March is a Fenland market town and was the county town of the Isle of Ely from 1889 to 1965. The town grew by becoming an important railway centre. Like many Fenland towns, March was once an island surrounded by marshes and occupied the second largest "island" in the Great Level. March is situated on the banks of the old course of the navigable River Nene, and today mainly used by pleasure boats. Modern March lies on the course of the Fen Causeway, a Roman road, and there is evidence of Roman settlements in the area.
St Wendreda's Church - Just opposite the entrance to Spire View
St Wendreda, to whom the church is dedicated, is the town's own saint and the only known church dedication to this saint is here. She is celebrated on 22nd January. She was a daughter of the 7th-century Anglo-Saxon King Anna of East Anglia (killed 654) one of the first Christian Kings of the kingdom of East Anglia. Two of her sisters, Etheldreda and Sexburgha, who were the abbesses of Ely and Minster-in-Sheppey respectively, are better known saints.
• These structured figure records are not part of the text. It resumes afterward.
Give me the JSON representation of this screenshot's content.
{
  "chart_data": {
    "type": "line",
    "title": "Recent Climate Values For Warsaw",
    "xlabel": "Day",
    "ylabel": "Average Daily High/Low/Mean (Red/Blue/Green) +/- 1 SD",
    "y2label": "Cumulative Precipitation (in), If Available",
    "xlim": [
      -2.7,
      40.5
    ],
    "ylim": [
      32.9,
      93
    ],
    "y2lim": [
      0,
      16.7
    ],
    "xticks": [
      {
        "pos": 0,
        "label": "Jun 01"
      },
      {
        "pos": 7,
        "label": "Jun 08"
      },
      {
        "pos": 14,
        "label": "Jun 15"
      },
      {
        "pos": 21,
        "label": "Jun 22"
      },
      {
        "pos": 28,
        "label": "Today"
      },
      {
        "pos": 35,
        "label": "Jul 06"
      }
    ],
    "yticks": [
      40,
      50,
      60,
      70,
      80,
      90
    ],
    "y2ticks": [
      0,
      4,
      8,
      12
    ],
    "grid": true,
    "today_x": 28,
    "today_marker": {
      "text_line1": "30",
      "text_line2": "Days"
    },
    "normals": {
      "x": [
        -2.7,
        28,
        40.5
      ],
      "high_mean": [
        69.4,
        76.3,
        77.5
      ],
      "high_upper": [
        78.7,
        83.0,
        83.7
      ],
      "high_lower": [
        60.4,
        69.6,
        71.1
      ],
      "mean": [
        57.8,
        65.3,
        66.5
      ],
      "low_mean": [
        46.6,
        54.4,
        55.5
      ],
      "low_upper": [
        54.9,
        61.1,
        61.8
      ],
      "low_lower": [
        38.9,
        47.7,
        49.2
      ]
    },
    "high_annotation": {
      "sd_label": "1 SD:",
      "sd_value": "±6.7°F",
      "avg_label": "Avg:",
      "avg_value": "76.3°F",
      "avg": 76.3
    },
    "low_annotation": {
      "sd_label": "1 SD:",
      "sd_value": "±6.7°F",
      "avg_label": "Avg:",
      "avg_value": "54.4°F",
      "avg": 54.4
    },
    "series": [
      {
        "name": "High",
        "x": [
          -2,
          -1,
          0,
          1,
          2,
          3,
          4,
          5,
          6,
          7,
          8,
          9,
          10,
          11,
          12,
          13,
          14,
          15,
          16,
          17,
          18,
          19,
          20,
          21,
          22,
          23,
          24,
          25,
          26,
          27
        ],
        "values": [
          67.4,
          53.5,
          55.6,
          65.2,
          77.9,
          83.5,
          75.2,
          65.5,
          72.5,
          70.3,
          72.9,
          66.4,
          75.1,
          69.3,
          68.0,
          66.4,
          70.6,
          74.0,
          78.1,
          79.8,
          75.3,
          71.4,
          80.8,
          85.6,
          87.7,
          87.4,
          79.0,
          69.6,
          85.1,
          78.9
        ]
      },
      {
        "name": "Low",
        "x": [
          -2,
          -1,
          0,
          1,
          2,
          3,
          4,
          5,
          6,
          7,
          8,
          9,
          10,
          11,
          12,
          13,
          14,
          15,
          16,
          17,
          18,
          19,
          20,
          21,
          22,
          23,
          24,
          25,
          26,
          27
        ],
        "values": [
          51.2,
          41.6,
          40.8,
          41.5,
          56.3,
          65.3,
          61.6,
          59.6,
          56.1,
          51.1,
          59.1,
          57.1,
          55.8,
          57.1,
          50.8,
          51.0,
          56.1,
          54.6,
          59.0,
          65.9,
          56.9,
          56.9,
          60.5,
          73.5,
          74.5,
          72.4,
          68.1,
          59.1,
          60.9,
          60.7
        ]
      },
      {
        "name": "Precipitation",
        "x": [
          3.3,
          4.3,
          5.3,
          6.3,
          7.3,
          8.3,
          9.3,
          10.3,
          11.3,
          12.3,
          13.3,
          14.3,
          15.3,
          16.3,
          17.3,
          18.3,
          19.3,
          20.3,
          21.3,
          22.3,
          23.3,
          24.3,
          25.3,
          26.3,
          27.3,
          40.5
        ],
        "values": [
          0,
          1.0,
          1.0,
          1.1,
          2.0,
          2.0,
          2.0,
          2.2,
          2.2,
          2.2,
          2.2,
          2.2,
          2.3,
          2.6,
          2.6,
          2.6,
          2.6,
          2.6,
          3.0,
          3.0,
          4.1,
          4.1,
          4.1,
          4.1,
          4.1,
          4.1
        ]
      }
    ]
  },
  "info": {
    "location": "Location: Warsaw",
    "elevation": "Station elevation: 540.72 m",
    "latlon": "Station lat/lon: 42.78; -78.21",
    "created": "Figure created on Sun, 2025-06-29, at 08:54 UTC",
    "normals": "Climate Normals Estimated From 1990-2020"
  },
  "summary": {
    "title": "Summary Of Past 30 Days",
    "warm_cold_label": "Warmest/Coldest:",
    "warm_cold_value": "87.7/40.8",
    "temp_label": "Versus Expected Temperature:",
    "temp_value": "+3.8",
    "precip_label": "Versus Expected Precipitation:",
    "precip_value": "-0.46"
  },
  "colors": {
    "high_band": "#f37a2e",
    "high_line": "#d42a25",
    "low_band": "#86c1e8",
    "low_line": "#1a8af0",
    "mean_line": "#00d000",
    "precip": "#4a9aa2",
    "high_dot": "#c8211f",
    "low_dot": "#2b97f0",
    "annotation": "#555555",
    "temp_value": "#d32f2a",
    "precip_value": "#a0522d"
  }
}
The saint's relics were enshrined in gold in Ely Cathedral, until in 1016 they were carried off to battle in the hope they would bring victory to Edmund Ironside, the son of King Ethelred. But at the Battle of Ashingdon the army of King Canute captured the relics and he presented them to Canterbury Cathedral. In 1343 the relics were returned to March, but their final resting place is unknown.
The church is known for its magnificent double-hammer beam roof and together with 120 carved angels it is regarded as one of the best of its kind and John Betjeman described the church as "worth cycling 40 miles in a head wind to see".